An often-overlooked way to combat counterfeiting is to enlist the aid of landlords whose properties are used for illicit trade, says a new white paper.
The document from Business Action to Stop Counterfeiting and Piracy (BASCAP) – an initiative of the International Chamber of Commerce (ICC) – provides an action plan to engage property owners in the fight against counterfeit and pirated goods, and a checklist of measures that can be taken to curb the activity.
Speaking at the Europol IP Crime Conference in Antwerp, Belgium, this week, Paola Piccoli, chair of BASCAP's Landlords Working Group, said: "Property owners and landlords are a critical link in the global supply chain for legitimate commerce and most landlords are responsible partners who do not want to do business with criminals engaging with illegal counterfeiting and piracy practices."
"However, whether knowingly or unknowingly, some of these landlords are aiding the criminal networks trading in counterfeit and pirated goods, and this must be stopped," added Piccoli, who is brand enforcement and IP counsel for Swiss group Maus Freres/Lacoste.
The landlord project is part of a broader BASCAP initiative targeting intermediaries involved – often unwittingly – in illicit commerce, including raw materials suppliers, shipping firms, online marketplaces, internet service providers, credit card companies and social media sites.
"Landlords are becoming more vulnerable as law enforcement officials, supported by new laws and regulations in some areas, are increasingly targeting owners and landlords that support counterfeiting operations," says the white paper.
"A recent increase in the number of prosecutions confirms that landlords who are not vigilant about the activities that are taking place in their premises, are becoming victims of counterfeiters and incurring a dramatic increase in costs in damage penalties and legal fees."
Landlords should undertake due diligence checks to make sure they understand tenants' businesses, include provisions in leases prohibiting activities related to counterfeit goods, and evict tenants that contravene those provisions, says BASCAP.
Other recommended measures include a clear and well-communicated policy for market properties, as well as periodic checks on properties and forging closer relationships with brand owners.
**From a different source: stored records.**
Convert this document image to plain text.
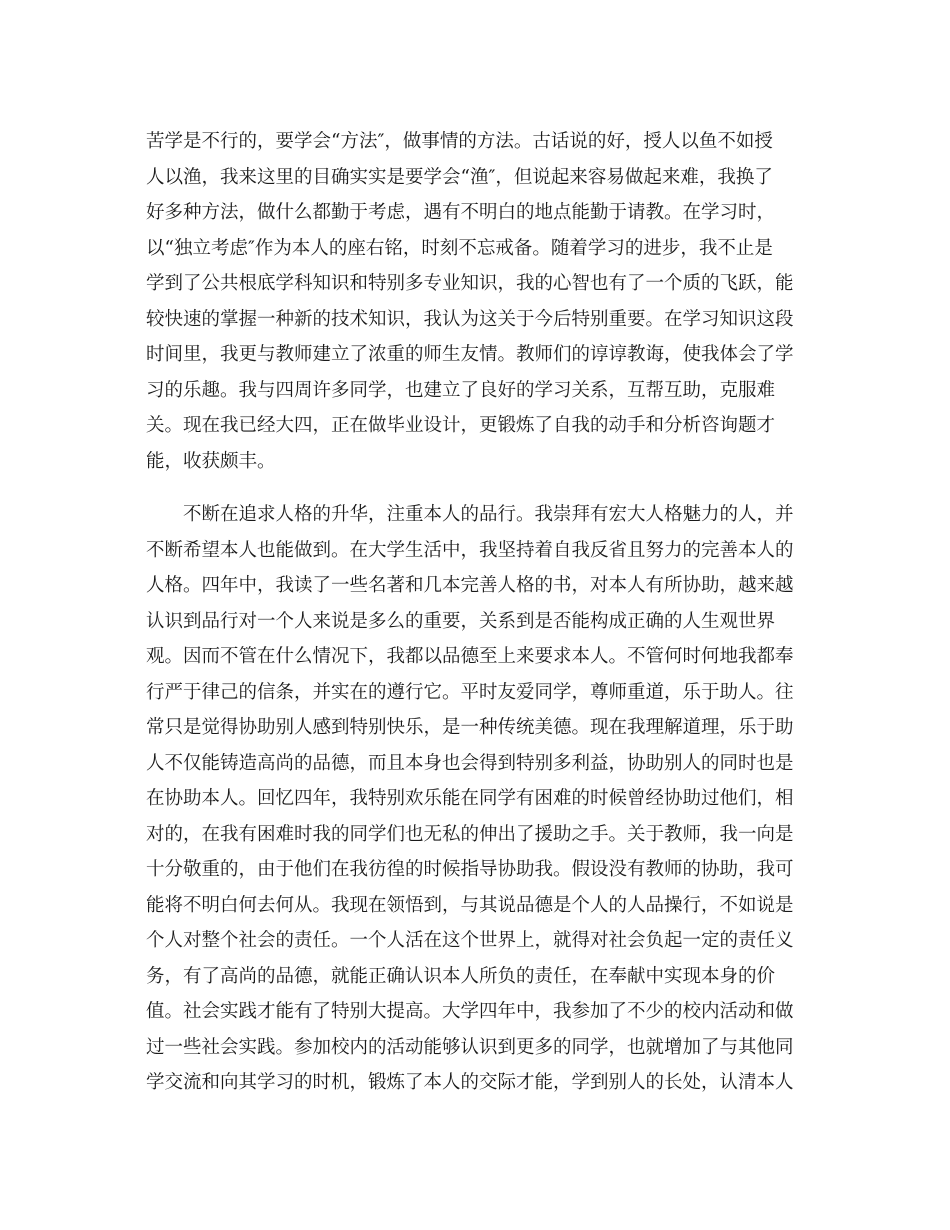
苦学是不行的，要学会“方法″，做事情的方法。古话说的好，授人以鱼不如授
人以渔，我来这里的目确实实是要学会“渔″，但说起来容易做起来难，我换了
好多种方法，做什么都勤于考虑，遇有不明白的地点能勤于请教。在学习时，
以“独立考虑″作为本人的座右铭，时刻不忘戒备。随着学习的进步，我不止是
学到了公共根底学科知识和特别多专业知识，我的心智也有了一个质的飞跃，能
较快速的掌握一种新的技术知识，我认为这关于今后特别重要。在学习知识这段
时间里，我更与教师建立了浓重的师生友情。教师们的谆谆教诲，使我体会了学
习的乐趣。我与四周许多同学，也建立了良好的学习关系，互帮互助，克服难
关。现在我已经大四，正在做毕业设计，更锻炼了自我的动手和分析咨询题才
能，收获颇丰。
　　不断在追求人格的升华，注重本人的品行。我崇拜有宏大人格魅力的人，并
不断希望本人也能做到。在大学生活中，我坚持着自我反省且努力的完善本人的
人格。四年中，我读了一些名著和几本完善人格的书，对本人有所协助，越来越
认识到品行对一个人来说是多么的重要，关系到是否能构成正确的人生观世界
观。因而不管在什么情况下，我都以品德至上来要求本人。不管何时何地我都奉
行严于律己的信条，并实在的遵行它。平时友爱同学，尊师重道，乐于助人。往
常只是觉得协助别人感到特别快乐，是一种传统美德。现在我理解道理，乐于助
人不仅能铸造高尚的品德，而且本身也会得到特别多利益，协助别人的同时也是
在协助本人。回忆四年，我特别欢乐能在同学有困难的时候曾经协助过他们，相
对的，在我有困难时我的同学们也无私的伸出了援助之手。关于教师，我一向是
十分敬重的，由于他们在我彷徨的时候指导协助我。假设没有教师的协助，我可
能将不明白何去何从。我现在领悟到，与其说品德是个人的人品操行，不如说是
个人对整个社会的责任。一个人活在这个世界上，就得对社会负起一定的责任义
务，有了高尚的品德，就能正确认识本人所负的责任，在奉献中实现本身的价
值。社会实践才能有了特别大提高。大学四年中，我参加了不少的校内活动和做
过一些社会实践。参加校内的活动能够认识到更多的同学，也就增加了与其他同
学交流和向其学习的时机，锻炼了本人的交际才能，学到别人的长处，认清本人
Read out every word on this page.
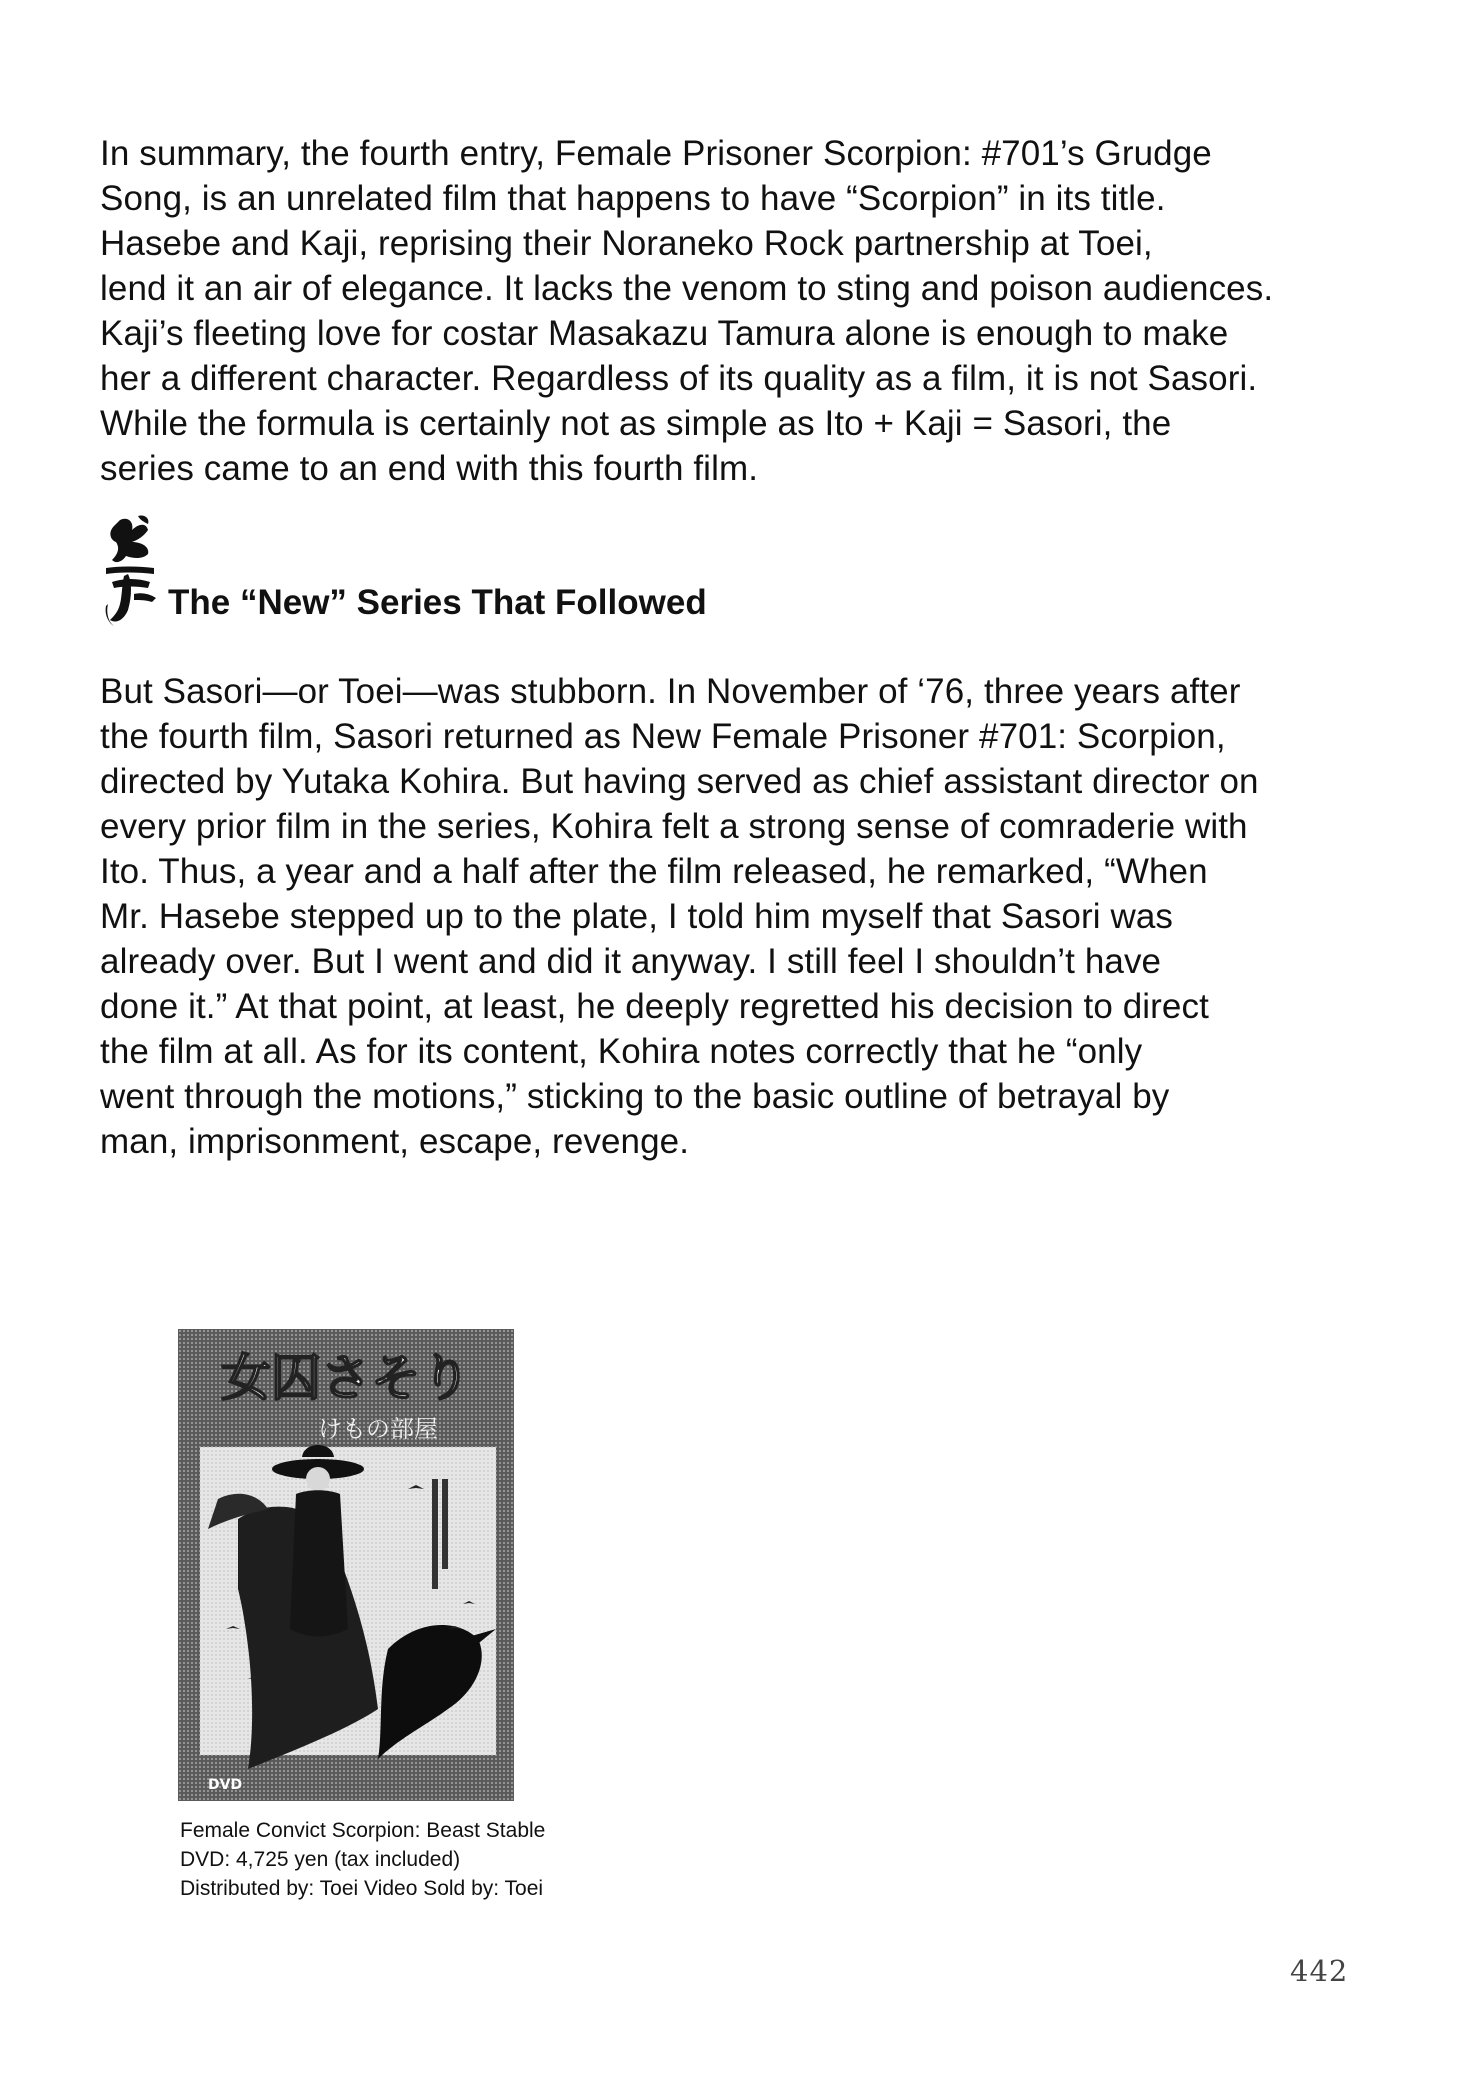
In summary, the fourth entry, Female Prisoner Scorpion: #701’s Grudge
Song, is an unrelated film that happens to have “Scorpion” in its title.
Hasebe and Kaji, reprising their Noraneko Rock partnership at Toei,
lend it an air of elegance. It lacks the venom to sting and poison audiences.
Kaji’s fleeting love for costar Masakazu Tamura alone is enough to make
her a different character. Regardless of its quality as a film, it is not Sasori.
While the formula is certainly not as simple as Ito + Kaji = Sasori, the
series came to an end with this fourth film.

The “New” Series That Followed

But Sasori—or Toei—was stubborn. In November of ‘76, three years after
the fourth film, Sasori returned as New Female Prisoner #701: Scorpion,
directed by Yutaka Kohira. But having served as chief assistant director on
every prior film in the series, Kohira felt a strong sense of comraderie with
Ito. Thus, a year and a half after the film released, he remarked, “When
Mr. Hasebe stepped up to the plate, I told him myself that Sasori was
already over. But I went and did it anyway. I still feel I shouldn’t have
done it.” At that point, at least, he deeply regretted his decision to direct
the film at all. As for its content, Kohira notes correctly that he “only
went through the motions,” sticking to the basic outline of betrayal by
man, imprisonment, escape, revenge.

女囚さそり
けもの部屋
DVD
Female Convict Scorpion: Beast Stable
DVD: 4,725 yen (tax included)
Distributed by: Toei Video Sold by: Toei
442
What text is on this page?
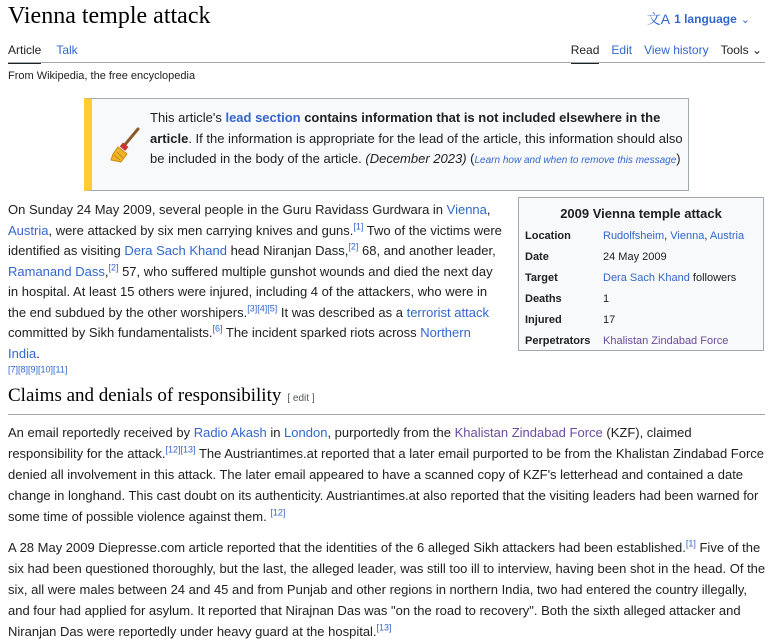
Vienna temple attack	文A 1 language ⌄
Article Talk	Read Edit View history Tools ⌄
From Wikipedia, the free encyclopedia
This article's lead section contains information that is not included elsewhere in the article. If the information is appropriate for the lead of the article, this information should also be included in the body of the article. (December 2023) (Learn how and when to remove this message)

On Sunday 24 May 2009, several people in the Guru Ravidass Gurdwara in Vienna, Austria, were attacked by six men carrying knives and guns.[1] Two of the victims were identified as visiting Dera Sach Khand head Niranjan Dass,[2] 68, and another leader, Ramanand Dass,[2] 57, who suffered multiple gunshot wounds and died the next day in hospital. At least 15 others were injured, including 4 of the attackers, who were in the end subdued by the other worshipers.[3][4][5] It was described as a terrorist attack committed by Sikh fundamentalists.[6] The incident sparked riots across Northern India.
[7][8][9][10][11]

2009 Vienna temple attack
Location	Rudolfsheim, Vienna, Austria
Date	24 May 2009
Target	Dera Sach Khand followers
Deaths	1
Injured	17
Perpetrators	Khalistan Zindabad Force
Claims and denials of responsibility [ edit ]

An email reportedly received by Radio Akash in London, purportedly from the Khalistan Zindabad Force (KZF), claimed responsibility for the attack.[12][13] The Austriantimes.at reported that a later email purported to be from the Khalistan Zindabad Force denied all involvement in this attack. The later email appeared to have a scanned copy of KZF's letterhead and contained a date change in longhand. This cast doubt on its authenticity. Austriantimes.at also reported that the visiting leaders had been warned for some time of possible violence against them. [12]

A 28 May 2009 Diepresse.com article reported that the identities of the 6 alleged Sikh attackers had been established.[1] Five of the six had been questioned thoroughly, but the last, the alleged leader, was still too ill to interview, having been shot in the head. Of the six, all were males between 24 and 45 and from Punjab and other regions in northern India, two had entered the country illegally, and four had applied for asylum. It reported that Nirajnan Das was "on the road to recovery". Both the sixth alleged attacker and Niranjan Das were reportedly under heavy guard at the hospital.[13]
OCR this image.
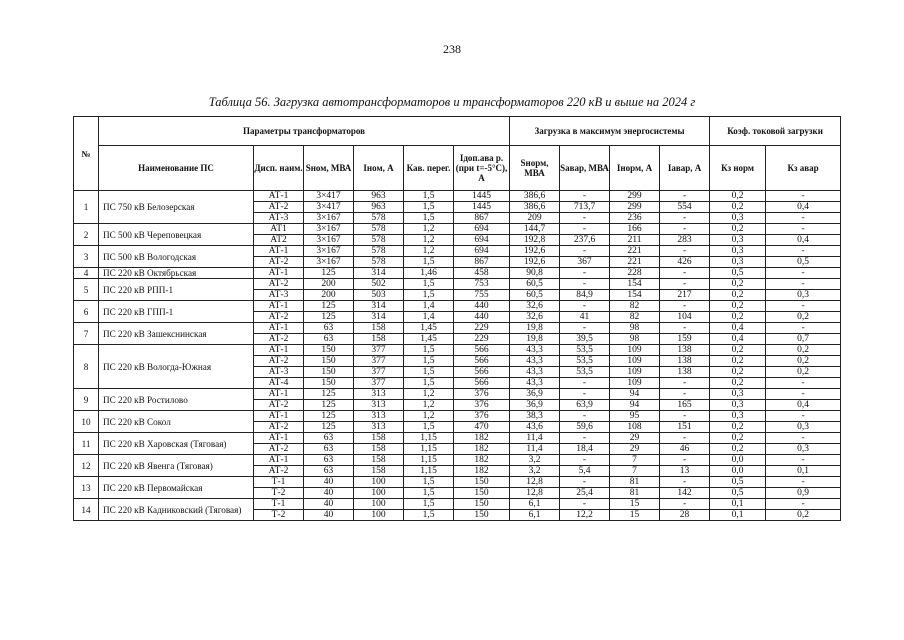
238
Таблица 56. Загрузка автотрансформаторов и трансформаторов 220 кВ и выше на 2024 г
№	Параметры трансформаторов						Загрузка в максимум энергосистемы				Коэф. токовой загрузки	
	Наименование ПС	Дисп. наим.	Sном, МВА	Iном, А	Кав. перег.	Iдоп.ава р. (при t=-5°C), А	Sнорм, МВА	Sавар, МВА	Iнорм, А	Iавар, А	Кз норм	Кз авар
1	ПС 750 кВ Белозерская	АТ-1	3×417	963	1,5	1445	386,6	-	299	-	0,2	-
		АТ-2	3×417	963	1,5	1445	386,6	713,7	299	554	0,2	0,4
		АТ-3	3×167	578	1,5	867	209	-	236	-	0,3	-
2	ПС 500 кВ Череповецкая	АТ1	3×167	578	1,2	694	144,7	-	166	-	0,2	-
		АТ2	3×167	578	1,2	694	192,8	237,6	211	283	0,3	0,4
3	ПС 500 кВ Вологодская	АТ-1	3×167	578	1,2	694	192,6	-	221	-	0,3	-
		АТ-2	3×167	578	1,5	867	192,6	367	221	426	0,3	0,5
4	ПС 220 кВ Октябрьская	АТ-1	125	314	1,46	458	90,8	-	228	-	0,5	-
5	ПС 220 кВ РПП-1	АТ-2	200	502	1,5	753	60,5	-	154	-	0,2	-
		АТ-3	200	503	1,5	755	60,5	84,9	154	217	0,2	0,3
6	ПС 220 кВ ГПП-1	АТ-1	125	314	1,4	440	32,6	-	82	-	0,2	-
		АТ-2	125	314	1,4	440	32,6	41	82	104	0,2	0,2
7	ПС 220 кВ Зашекснинская	АТ-1	63	158	1,45	229	19,8	-	98	-	0,4	-
		АТ-2	63	158	1,45	229	19,8	39,5	98	159	0,4	0,7
8	ПС 220 кВ Вологда-Южная	АТ-1	150	377	1,5	566	43,3	53,5	109	138	0,2	0,2
		АТ-2	150	377	1,5	566	43,3	53,5	109	138	0,2	0,2
		АТ-3	150	377	1,5	566	43,3	53,5	109	138	0,2	0,2
		АТ-4	150	377	1,5	566	43,3	-	109	-	0,2	-
9	ПС 220 кВ Ростилово	АТ-1	125	313	1,2	376	36,9	-	94	-	0,3	-
		АТ-2	125	313	1,2	376	36,9	63,9	94	165	0,3	0,4
10	ПС 220 кВ Сокол	АТ-1	125	313	1,2	376	38,3	-	95	-	0,3	-
		АТ-2	125	313	1,5	470	43,6	59,6	108	151	0,2	0,3
11	ПС 220 кВ Харовская (Тяговая)	АТ-1	63	158	1,15	182	11,4	-	29	-	0,2	-
		АТ-2	63	158	1,15	182	11,4	18,4	29	46	0,2	0,3
12	ПС 220 кВ Явенга (Тяговая)	АТ-1	63	158	1,15	182	3,2	-	7	-	0,0	-
		АТ-2	63	158	1,15	182	3,2	5,4	7	13	0,0	0,1
13	ПС 220 кВ Первомайская	Т-1	40	100	1,5	150	12,8	-	81	-	0,5	-
		Т-2	40	100	1,5	150	12,8	25,4	81	142	0,5	0,9
14	ПС 220 кВ Кадниковский (Тяговая)	Т-1	40	100	1,5	150	6,1	-	15	-	0,1	-
		Т-2	40	100	1,5	150	6,1	12,2	15	28	0,1	0,2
Meanwhile governments need to establish clear conditions under which landlords can be held liable for the actions of tenants, and enforcement agencies should increase educational activities to highlight the problem.
"Physical marketplaces are being exploited by criminals to trade in counterfeit and pirated goods at massive scale in places easily accessible to consumers," said BASCAP director William Dobson.
"These best practices are a timely and important blueprint to help landlords prevent counterfeiters from using their properties and to assist governments and law enforcement agencies in stopping this activity and protecting consumers."